The Evening Post always saw itself as a Wellington paper first - and nothing said that more than a collaboration between the advertising manager Ty Dallas and ad giant Saatchi and Saatchi whose slogan Absolutely Positively Wellington became the catch cry for the city.

Famous names came out of The Evening Post. Peter Jackson became an apprentice photo-engraver while on the side he was beginning to make movies - often using workmates as cast and crew. Fran Wilde, a former mayor and MP, also worked for the paper.

Along the way The Evening Post took on campaigns - the Transmission Gully road was one the paper championed from the beginning.

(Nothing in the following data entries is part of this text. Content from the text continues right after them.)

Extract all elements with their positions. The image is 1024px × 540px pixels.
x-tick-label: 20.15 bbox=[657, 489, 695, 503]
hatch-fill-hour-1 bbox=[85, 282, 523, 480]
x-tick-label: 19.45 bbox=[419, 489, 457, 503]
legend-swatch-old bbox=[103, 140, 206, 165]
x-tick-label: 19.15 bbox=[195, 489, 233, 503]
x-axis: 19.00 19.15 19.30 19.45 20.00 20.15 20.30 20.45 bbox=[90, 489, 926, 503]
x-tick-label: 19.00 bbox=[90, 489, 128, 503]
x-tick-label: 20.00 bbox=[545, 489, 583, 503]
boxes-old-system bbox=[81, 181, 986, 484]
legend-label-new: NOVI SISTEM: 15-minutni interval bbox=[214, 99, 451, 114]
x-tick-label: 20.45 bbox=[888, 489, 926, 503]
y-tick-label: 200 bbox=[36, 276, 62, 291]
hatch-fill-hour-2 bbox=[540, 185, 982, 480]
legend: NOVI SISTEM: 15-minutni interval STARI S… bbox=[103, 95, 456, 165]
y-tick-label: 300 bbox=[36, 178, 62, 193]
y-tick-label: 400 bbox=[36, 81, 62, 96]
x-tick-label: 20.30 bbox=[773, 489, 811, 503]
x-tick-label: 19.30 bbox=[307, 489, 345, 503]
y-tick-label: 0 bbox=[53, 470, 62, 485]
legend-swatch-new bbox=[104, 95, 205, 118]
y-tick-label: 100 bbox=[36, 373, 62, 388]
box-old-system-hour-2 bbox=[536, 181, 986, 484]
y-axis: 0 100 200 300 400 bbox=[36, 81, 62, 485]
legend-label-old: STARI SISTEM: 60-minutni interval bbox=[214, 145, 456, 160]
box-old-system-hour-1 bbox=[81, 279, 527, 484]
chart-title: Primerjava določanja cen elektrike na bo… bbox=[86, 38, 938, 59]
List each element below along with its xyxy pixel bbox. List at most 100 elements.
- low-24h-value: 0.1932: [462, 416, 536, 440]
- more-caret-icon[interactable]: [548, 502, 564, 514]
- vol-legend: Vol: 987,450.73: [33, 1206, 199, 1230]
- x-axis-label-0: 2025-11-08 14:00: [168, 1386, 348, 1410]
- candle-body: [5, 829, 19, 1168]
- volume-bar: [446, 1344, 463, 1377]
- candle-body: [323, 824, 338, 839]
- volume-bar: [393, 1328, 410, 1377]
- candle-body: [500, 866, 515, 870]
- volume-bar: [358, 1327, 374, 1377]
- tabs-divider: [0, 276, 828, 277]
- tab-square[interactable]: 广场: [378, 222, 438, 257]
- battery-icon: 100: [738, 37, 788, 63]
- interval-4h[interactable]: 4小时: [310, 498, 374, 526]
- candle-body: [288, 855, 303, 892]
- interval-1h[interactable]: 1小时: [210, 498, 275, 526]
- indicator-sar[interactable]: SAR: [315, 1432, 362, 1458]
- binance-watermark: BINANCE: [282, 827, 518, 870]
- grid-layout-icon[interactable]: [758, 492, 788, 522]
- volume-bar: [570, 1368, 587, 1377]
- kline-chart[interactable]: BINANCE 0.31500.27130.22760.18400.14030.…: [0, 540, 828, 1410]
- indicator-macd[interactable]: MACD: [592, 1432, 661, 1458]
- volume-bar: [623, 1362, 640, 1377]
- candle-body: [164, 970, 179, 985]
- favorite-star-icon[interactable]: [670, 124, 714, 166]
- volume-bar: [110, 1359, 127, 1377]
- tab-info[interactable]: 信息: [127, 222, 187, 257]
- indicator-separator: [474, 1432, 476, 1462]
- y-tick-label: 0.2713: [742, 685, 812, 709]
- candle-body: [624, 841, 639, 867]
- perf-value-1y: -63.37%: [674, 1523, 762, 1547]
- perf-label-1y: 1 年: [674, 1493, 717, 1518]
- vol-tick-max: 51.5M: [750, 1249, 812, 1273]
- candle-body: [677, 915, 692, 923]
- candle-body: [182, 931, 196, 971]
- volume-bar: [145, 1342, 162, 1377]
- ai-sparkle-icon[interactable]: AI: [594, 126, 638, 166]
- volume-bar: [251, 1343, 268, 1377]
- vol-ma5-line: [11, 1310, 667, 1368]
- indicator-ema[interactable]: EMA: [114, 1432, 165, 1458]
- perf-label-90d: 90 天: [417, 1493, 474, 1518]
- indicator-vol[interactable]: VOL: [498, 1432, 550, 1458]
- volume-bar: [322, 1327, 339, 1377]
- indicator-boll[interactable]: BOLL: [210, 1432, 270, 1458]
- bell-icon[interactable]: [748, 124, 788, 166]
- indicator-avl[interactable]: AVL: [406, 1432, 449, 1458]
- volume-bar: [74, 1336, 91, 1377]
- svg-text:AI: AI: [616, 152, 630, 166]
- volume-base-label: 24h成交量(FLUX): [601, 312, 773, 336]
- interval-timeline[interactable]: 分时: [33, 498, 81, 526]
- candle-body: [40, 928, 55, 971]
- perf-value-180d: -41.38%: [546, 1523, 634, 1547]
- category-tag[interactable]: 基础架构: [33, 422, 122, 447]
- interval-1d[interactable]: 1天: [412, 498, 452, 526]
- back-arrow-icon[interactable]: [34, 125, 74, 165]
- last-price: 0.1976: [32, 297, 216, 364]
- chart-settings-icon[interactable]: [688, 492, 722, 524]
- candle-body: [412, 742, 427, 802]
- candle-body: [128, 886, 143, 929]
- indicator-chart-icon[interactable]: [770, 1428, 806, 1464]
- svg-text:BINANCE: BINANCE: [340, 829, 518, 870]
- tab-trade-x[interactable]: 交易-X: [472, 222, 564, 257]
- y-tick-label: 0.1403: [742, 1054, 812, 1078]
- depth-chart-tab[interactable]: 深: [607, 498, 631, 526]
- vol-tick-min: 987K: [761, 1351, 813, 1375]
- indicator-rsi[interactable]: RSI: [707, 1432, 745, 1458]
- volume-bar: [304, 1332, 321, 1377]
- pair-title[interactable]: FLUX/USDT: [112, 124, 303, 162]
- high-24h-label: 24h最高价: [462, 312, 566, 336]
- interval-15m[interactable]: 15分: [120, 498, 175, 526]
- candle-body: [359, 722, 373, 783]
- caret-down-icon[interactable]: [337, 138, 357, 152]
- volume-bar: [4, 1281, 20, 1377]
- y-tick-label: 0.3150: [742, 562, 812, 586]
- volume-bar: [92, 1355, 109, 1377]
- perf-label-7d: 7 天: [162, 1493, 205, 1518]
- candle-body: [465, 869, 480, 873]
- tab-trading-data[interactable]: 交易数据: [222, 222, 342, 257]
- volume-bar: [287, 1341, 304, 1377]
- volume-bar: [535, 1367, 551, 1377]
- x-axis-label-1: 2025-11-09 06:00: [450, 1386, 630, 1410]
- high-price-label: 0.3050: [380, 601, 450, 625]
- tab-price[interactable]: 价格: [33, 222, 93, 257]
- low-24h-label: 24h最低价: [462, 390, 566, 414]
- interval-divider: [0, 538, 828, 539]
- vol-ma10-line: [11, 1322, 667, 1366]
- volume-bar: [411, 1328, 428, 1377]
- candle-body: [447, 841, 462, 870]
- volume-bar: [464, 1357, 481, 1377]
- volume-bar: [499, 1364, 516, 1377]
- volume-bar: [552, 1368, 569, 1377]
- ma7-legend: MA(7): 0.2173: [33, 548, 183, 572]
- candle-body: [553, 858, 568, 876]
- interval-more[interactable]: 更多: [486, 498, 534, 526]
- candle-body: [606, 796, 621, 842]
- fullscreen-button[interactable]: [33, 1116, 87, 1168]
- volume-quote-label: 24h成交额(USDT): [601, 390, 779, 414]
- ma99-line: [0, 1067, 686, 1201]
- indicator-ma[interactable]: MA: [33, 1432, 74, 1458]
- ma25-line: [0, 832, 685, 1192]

There were also stories where every word was devoured such as the attack on America in 2001 and the kidnapping of Baby Kahu in Lower Hutt.

But by now neither paper was showing strong signs of growth and in 2002 a merger was announced between the newspapers creating The Dominion Post. And for the first time two sets of staff worked together on one floor of the building.

A merger and a new identity

The merger married the strengths of the Dominion, known for its political and business focus, and The Evening Post’s grass roots community knowledge.

The Dominion Post went on to push boundaries - like the exposing of Louise Nicholas’ story about being raped by police officers and publishing articles which quoted transcripts of conversations police secretly recorded in an investigation into military-style training camps in the Ureweras and the 40-hour Napier siege where a police officer was killed.

Huge events required huge stories and the Dominion Post responded. The Christchurch earthquake required not only Wellington’s paper - but Christchurch’s paper The Press - to be printed in Wellington as the Press building was badly damaged.

After the earthquake the long-time buildings that had housed the paper needed earthquake strengthening work and the staff moved up Boulcott St into shiny new offices.

The paper won Newspaper of the Year in 2014 and, along with other publications, it won best coverage of a major news event in 2017 for the Kaikōura earthquake.

The Dominion Post won awards, pushed the boundaries of journalism and continued to report national affairs from the Capital while with it, the Stuff website grew.

The paper also changed its look, moving from broadsheet to compact size for week-day papers, cleaned up the masthead and revitalised its print look.

A shift to a new home in Brandon St put the paper at street level for the first time in decades. It meant the paper had a unique view to report on the 2022 occupation at Parliament that dominated news for weeks.

In 2023 the paper decided to change with the times - dropping Dominion from its title masthead and becoming the Post - as it was always called by locals anyway - was born.

And despite the Post’s age, it continues to shift with the times, it now has its own dedicated website.